Link to Pubmed [PMID] – 15461426
J. Mol. Evol. 2004 Jun;58(6):692-700
CpG dinucleotide deficiency has been found in viruses, mitochondria, prokaryotes, and eukaryotes. The consensual explanation is that it is due to deamination of methylated cytosines, as established for vertebrate and plants. However, we still do not know whether C5 cytosine methylation is also the major cause of CpG deficiency in bacteria.

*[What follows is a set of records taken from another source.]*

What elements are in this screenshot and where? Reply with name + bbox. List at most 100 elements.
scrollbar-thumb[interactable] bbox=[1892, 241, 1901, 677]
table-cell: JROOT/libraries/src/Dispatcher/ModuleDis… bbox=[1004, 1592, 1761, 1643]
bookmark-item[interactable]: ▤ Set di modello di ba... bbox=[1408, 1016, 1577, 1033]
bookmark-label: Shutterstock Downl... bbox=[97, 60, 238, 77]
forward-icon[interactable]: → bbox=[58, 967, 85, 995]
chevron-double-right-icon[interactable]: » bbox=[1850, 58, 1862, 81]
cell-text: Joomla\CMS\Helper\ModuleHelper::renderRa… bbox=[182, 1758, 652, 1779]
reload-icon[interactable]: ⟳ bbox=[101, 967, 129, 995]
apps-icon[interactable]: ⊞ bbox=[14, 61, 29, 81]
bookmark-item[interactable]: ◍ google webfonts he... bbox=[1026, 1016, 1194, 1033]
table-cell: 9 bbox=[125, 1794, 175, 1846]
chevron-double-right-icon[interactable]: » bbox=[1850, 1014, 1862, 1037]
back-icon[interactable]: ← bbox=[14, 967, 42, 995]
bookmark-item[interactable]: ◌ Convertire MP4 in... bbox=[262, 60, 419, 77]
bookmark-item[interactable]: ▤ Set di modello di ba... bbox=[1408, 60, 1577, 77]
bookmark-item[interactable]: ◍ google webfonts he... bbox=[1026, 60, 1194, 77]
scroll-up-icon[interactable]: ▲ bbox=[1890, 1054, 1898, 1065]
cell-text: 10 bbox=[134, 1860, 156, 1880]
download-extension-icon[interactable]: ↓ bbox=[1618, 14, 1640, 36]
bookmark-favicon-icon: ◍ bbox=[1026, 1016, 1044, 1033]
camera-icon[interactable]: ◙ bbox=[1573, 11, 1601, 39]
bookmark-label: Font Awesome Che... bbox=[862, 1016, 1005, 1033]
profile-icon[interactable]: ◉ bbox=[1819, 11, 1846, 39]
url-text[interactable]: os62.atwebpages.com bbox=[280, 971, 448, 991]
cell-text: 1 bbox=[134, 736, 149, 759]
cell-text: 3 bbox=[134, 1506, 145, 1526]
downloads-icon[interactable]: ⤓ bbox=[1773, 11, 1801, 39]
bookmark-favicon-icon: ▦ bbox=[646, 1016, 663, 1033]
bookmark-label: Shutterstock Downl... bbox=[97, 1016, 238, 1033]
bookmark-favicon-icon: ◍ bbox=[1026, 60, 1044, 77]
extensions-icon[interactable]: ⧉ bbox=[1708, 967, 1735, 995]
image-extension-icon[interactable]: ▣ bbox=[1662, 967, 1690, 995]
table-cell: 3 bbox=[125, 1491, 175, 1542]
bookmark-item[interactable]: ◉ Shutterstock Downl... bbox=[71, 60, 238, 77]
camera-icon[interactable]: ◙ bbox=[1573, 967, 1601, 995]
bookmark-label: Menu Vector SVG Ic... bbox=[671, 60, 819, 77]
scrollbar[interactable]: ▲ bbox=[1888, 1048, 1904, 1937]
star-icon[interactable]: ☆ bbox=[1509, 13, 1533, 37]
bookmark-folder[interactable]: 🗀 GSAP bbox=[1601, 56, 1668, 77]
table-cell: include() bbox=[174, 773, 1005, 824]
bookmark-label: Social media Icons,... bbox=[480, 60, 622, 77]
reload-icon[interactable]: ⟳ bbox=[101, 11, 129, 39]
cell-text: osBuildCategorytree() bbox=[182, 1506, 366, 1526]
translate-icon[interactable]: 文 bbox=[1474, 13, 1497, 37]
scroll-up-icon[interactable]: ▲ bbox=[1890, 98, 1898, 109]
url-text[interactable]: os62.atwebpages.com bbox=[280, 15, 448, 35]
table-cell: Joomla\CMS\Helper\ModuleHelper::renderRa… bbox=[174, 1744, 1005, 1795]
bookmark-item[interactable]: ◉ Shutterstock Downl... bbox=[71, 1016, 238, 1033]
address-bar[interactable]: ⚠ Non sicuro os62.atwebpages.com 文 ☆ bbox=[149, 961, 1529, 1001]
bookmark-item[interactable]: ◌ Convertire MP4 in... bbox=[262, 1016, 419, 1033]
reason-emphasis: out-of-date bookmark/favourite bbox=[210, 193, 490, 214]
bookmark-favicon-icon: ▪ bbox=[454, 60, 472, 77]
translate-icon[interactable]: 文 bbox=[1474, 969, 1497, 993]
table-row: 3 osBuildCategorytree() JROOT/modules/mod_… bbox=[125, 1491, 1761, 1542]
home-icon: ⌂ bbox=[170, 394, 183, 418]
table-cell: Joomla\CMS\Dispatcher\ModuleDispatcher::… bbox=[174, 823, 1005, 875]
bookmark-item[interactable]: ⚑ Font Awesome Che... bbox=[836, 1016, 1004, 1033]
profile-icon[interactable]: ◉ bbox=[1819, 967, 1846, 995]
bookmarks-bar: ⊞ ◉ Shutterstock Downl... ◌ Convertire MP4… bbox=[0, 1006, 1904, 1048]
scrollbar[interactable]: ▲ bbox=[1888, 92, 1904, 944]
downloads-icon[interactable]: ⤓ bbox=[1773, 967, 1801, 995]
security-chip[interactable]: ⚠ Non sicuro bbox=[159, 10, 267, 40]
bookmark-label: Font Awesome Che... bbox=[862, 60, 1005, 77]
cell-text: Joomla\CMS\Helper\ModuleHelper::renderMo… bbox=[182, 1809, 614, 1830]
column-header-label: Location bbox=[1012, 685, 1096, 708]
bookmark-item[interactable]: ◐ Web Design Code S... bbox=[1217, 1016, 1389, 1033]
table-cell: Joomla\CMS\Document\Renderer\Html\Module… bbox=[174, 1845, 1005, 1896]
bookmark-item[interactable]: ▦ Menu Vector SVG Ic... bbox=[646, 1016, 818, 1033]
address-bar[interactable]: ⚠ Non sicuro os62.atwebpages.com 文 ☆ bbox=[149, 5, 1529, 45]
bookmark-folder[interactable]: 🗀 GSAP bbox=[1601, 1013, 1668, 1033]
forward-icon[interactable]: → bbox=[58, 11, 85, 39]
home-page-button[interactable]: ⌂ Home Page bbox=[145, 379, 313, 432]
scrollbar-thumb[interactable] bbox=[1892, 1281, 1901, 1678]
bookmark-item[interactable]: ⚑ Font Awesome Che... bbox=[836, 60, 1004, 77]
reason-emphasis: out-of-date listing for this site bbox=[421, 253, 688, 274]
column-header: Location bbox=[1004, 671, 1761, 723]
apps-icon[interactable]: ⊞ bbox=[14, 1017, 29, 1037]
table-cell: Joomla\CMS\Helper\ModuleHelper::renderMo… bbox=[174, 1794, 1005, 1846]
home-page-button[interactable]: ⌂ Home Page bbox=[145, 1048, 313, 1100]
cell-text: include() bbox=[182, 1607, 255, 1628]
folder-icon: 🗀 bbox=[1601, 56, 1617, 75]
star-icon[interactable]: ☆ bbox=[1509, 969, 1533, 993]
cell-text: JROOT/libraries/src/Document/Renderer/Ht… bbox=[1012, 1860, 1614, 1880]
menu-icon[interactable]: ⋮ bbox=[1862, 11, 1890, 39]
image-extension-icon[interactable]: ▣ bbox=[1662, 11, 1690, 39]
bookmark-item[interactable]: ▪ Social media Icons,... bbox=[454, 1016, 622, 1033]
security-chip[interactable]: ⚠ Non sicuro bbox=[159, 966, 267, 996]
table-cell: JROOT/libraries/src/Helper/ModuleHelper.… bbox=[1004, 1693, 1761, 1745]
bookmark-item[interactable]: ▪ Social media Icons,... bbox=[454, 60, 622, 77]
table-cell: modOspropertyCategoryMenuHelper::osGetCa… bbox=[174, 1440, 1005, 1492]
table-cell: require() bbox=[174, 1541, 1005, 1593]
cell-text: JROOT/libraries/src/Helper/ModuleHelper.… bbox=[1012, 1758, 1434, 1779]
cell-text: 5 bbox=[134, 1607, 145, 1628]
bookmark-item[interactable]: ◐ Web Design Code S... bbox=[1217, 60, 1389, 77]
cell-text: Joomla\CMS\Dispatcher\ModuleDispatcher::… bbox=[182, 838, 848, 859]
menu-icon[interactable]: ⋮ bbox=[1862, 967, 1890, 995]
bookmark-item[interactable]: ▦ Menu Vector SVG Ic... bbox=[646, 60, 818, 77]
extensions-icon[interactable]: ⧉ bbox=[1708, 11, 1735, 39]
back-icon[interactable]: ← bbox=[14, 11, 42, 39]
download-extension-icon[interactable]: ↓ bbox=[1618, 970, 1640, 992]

By combining annotation and experimental data identifying the presence of C5 cytosine methyltransferases with analysis of CpG relative abundance in 67 bacterial species, we found that CpG relative abundance in most bacterial genomes that have cytosine C5 methyltransferases tends to be in the normal range (observed/expected values between 0.82 and 1.21). In contrast, many bacterial species likely to be lacking C5 cytosine methylation showed CpG deficiency. Furthermore, when comparing genomes with one another, TpG and CpA relative abundances were found to be independent from CpG relative abundance. This contrasted with intragenome analyses, where C3pG1 relative abundance (the subscripts refer to position of a nucleotide in a codon) was found to be generally positively correlated with T3pG1 relative abundances when plotted against GC content in protein coding sequences (CDSs). This suggests the existence of alternative mechanisms contributing to CpG deficiency in bacteria.